Office of Film, Literature and Video Games anyone?

With the Australian Office of Film and Literature Classification (OFLC) refusing classification for Piranha Bytes’ RPG Risen, it’s about time the Federal Government came to the party and introduced an R18 rating.

For too long gaming as been left floundering in the classification wilderness due in part to the government refusing to add another rating for adults.

South Australian Attorney General Michael Atkinson decided he was the Gaming Policeman for Australia after he shelved the idea of making a discussion paper of R18 ratings available for public discussion. Great to see democracy in action Mr Atkinson. This comes on the back of the Federal government admitting that the new internet filtering proposal, if it goes into effect, will be able to ban unclassified content.

Back in the 80s, when the classification system was being drawn up for video games there was no need for an R18 classification.
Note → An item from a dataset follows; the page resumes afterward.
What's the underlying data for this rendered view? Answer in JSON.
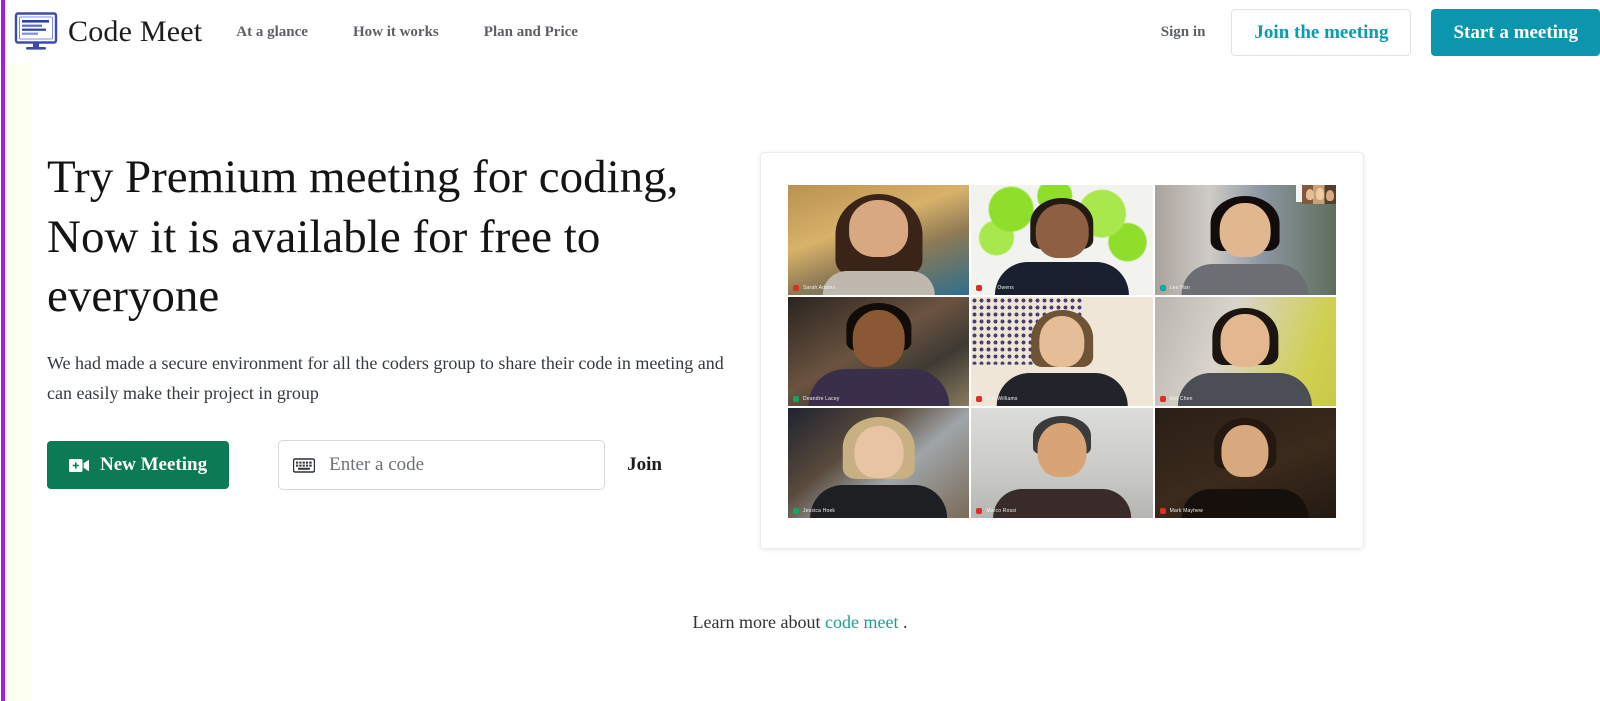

Games were for kids, they had blocky graphics and basic sound, and there was no need to develop a rule set that seperated adult only content. Time moves fast and processing power moves even faster, and today violence in video games is as normal as a movie. Now that has changed, it seems the Powers-That-Be are having a hard time adapting.

There are several issues here that need addressing:

  • Why can’t games be open to the same type of classification as books and film (after all, look at the title of the OFLC – the body that rates such media)
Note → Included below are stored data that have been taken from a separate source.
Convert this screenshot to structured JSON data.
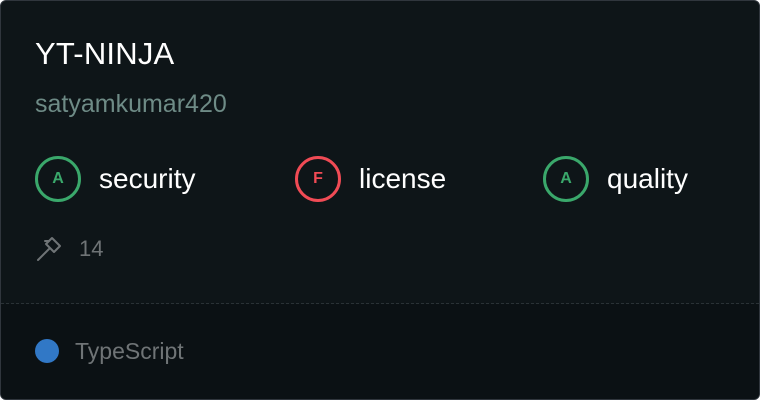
{
  "repo": {
    "name": "YT-NINJA",
    "owner": "satyamkumar420"
  },
  "grades": [
    {
      "letter": "A",
      "label": "security",
      "status": "good",
      "color": "#3aa86b"
    },
    {
      "letter": "F",
      "label": "license",
      "status": "bad",
      "color": "#f04b55"
    },
    {
      "letter": "A",
      "label": "quality",
      "status": "good",
      "color": "#3aa86b"
    }
  ],
  "builds": {
    "icon": "hammer-icon",
    "count": "14"
  },
  "language": {
    "name": "TypeScript",
    "color": "#3178c6"
  },
  "colors": {
    "background": "#0e1518",
    "footer_background": "#0b1114"
  }
}
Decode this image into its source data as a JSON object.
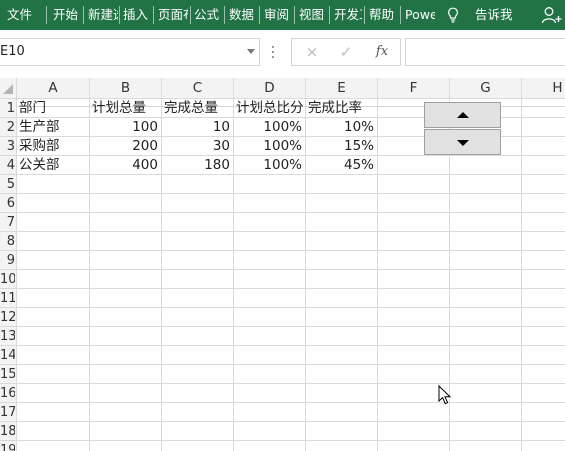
{
  "ribbon": {
    "bg_color": "#217346",
    "tabs": [
      "文件",
      "开始",
      "新建选",
      "插入",
      "页面布",
      "公式",
      "数据",
      "审阅",
      "视图",
      "开发工",
      "帮助",
      "Power"
    ],
    "tell_me": "告诉我"
  },
  "formula_bar": {
    "name_box": "E10",
    "cancel_icon": "×",
    "enter_icon": "✓",
    "fx_icon": "fx",
    "formula": ""
  },
  "sheet": {
    "columns": [
      "A",
      "B",
      "C",
      "D",
      "E",
      "F",
      "G",
      "H"
    ],
    "rows": [
      "1",
      "2",
      "3",
      "4",
      "5",
      "6",
      "7",
      "8",
      "9",
      "10",
      "11",
      "12",
      "13",
      "14",
      "15",
      "16",
      "17",
      "18",
      "19"
    ],
    "header": [
      "部门",
      "计划总量",
      "完成总量",
      "计划总比分",
      "完成比率"
    ],
    "data": [
      [
        "生产部",
        "100",
        "10",
        "100%",
        "10%"
      ],
      [
        "采购部",
        "200",
        "30",
        "100%",
        "15%"
      ],
      [
        "公关部",
        "400",
        "180",
        "100%",
        "45%"
      ]
    ]
  },
  "spin_button": {
    "up_icon": "triangle-up",
    "down_icon": "triangle-down"
  }
}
  • Why is the government not allowing discussion papers on things that affect the gaming community to be open to scrutiny?

  • Atkinson says he is concerned about the ‘potential harmful material’ in games for young children. He isn’t worried about such material in books and movies?

  • Does the Attorney General realise he works FOR the people of Australia, and that transparency is part of any decent democracy. In other words, he has no right to ‘filter’ a discussion paper on a subject that is important to a lot of Australian gamers.

What the government needs to realise is that no gamers worth their salt would want a game with ribald language, violence and sex available to children. But that shouldn’t mean gamers should miss out on their chosen form of entertainment because Ministers are either too lazy, or have put the subject in the ‘too hard’ basket.

Come on Government, sort it out once and for all. Gamers are voters, too.